Eğer güce değil kurallara ..kaba kuvete değil akla uyanların kazandığı ..uymayanların cezalandırıldığı ...adil bir kurallar rejimi kuramazsanız sorunu çözmek bir kenara dünden daha da kötü olacağı çöp ile geçen yıllarımızla aşikar.

Hep eğitim desekte .Bu sorunun hep tekrar ettiğim gibi artık tek bir çözümü var.

Caydırıcı ceza.

Ama sözde değil.

Bir talimatla silinen ceza değil.

Eğer ülkemizi yaşadığımız bu toprakları seviyorsak .Mahallemizi sokaklarımızı ovalarımızı dağlarımızı var olan yeşilliği ile geleceğe taşımak istiyorsak.

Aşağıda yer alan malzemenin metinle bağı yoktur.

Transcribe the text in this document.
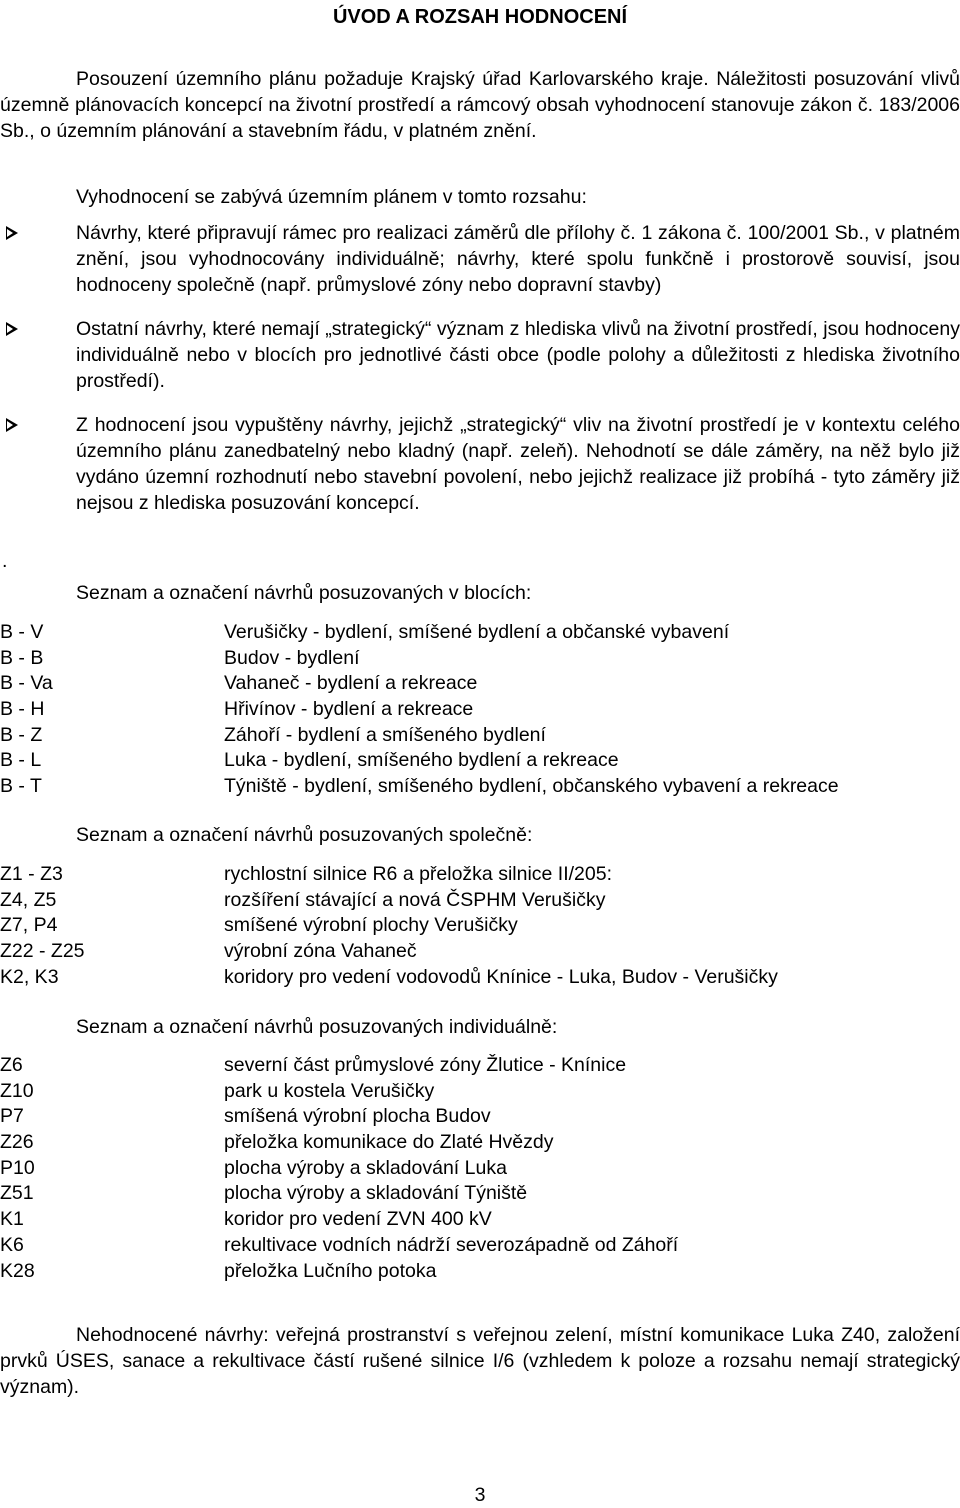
ÚVOD A ROZSAH HODNOCENÍ

Posouzení územního plánu požaduje Krajský úřad Karlovarského kraje. Náležitosti posuzování vlivů územně plánovacích koncepcí na životní prostředí a rámcový obsah vyhodnocení stanovuje zákon č. 183/2006 Sb., o územním plánování a stavebním řádu, v platném znění.

Vyhodnocení se zabývá územním plánem v tomto rozsahu:

Návrhy, které připravují rámec pro realizaci záměrů dle přílohy č. 1 zákona č. 100/2001 Sb., v platném znění, jsou vyhodnocovány individuálně; návrhy, které spolu funkčně i prostorově souvisí, jsou hodnoceny společně (např. průmyslové zóny nebo dopravní stavby)
Ostatní návrhy, které nemají „strategický“ význam z hlediska vlivů na životní prostředí, jsou hodnoceny individuálně nebo v blocích pro jednotlivé části obce (podle polohy a důležitosti z hlediska životního prostředí).
Z hodnocení jsou vypuštěny návrhy, jejichž „strategický“ vliv na životní prostředí je v kontextu celého územního plánu zanedbatelný nebo kladný (např. zeleň). Nehodnotí se dále záměry, na něž bylo již vydáno územní rozhodnutí nebo stavební povolení, nebo jejichž realizace již probíhá - tyto záměry již nejsou z hlediska posuzování koncepcí.
.

Seznam a označení návrhů posuzovaných v blocích:

B - V	Verušičky - bydlení, smíšené bydlení a občanské vybavení
B - B	Budov - bydlení
B - Va	Vahaneč - bydlení a rekreace
B - H	Hřivínov - bydlení a rekreace
B - Z	Záhoří - bydlení a smíšeného bydlení
B - L	Luka - bydlení, smíšeného bydlení a rekreace
B - T	Týniště - bydlení, smíšeného bydlení, občanského vybavení a rekreace

Seznam a označení návrhů posuzovaných společně:

Z1 - Z3	rychlostní silnice R6 a přeložka silnice II/205:
Z4, Z5	rozšíření stávající a nová ČSPHM Verušičky
Z7, P4	smíšené výrobní plochy Verušičky
Z22 - Z25	výrobní zóna Vahaneč
K2, K3	koridory pro vedení vodovodů Knínice - Luka, Budov - Verušičky

Seznam a označení návrhů posuzovaných individuálně:

Z6	severní část průmyslové zóny Žlutice - Knínice
Z10	park u kostela Verušičky
P7	smíšená výrobní plocha Budov
Z26	přeložka komunikace do Zlaté Hvězdy
P10	plocha výroby a skladování Luka
Z51	plocha výroby a skladování Týniště
K1	koridor pro vedení ZVN 400 kV
K6	rekultivace vodních nádrží severozápadně od Záhoří
K28	přeložka Lučního potoka

Nehodnocené návrhy: veřejná prostranství s veřejnou zelení, místní komunikace Luka Z40, založení prvků ÚSES, sanace a rekultivace částí rušené silnice I/6 (vzhledem k poloze a rozsahu nemají strategický význam).

3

Tahsilatıda yapılmış ve toplumla paylaşılmış ceza.

Bu görevde tabii ki hükümet edenlere düşüyor.Çünkü halkın verdiği yetki onlarda.

Bu anlamda Turizm ve Çevre bakanlığının çevrenin etkin korunması korusunda üzerinde çalıştığı bir yasal değişiklik gündemde.

Turizm ve Çevre Bakanı Fikri Ataoğlu, çevre kirliliğinin önüne geçebilmek maksadıyla Bakanlık hukukçusunun bir yasal değişiklik üzerinde çalıştığını Meclis açıldıktan sonra yapılacak bir değişiklik ile Çevre Dairesi ve Turizm Bakanlığı’na bağlı iki ayrı ekibin sürekli devriye gezerek çevreyi kirletenlere cezalar yazacağını vurguladı.

Sevgili Fikri Ataoğlunu bu süreçte ciddi bir sınav bekliyor.

Çünkü yaklaşık 2 yıldır Turizimle birlikte Çevreden de sorumlu Bakan.

Bir tek çevre ile ilgili bu sorunu çözsün.Tarih sayfalarında yerini alsın.

Ama geri adım atmak yok.Ceza silmek, bağışlamak yok.

Birkez daha umutla bekliyor olacağız.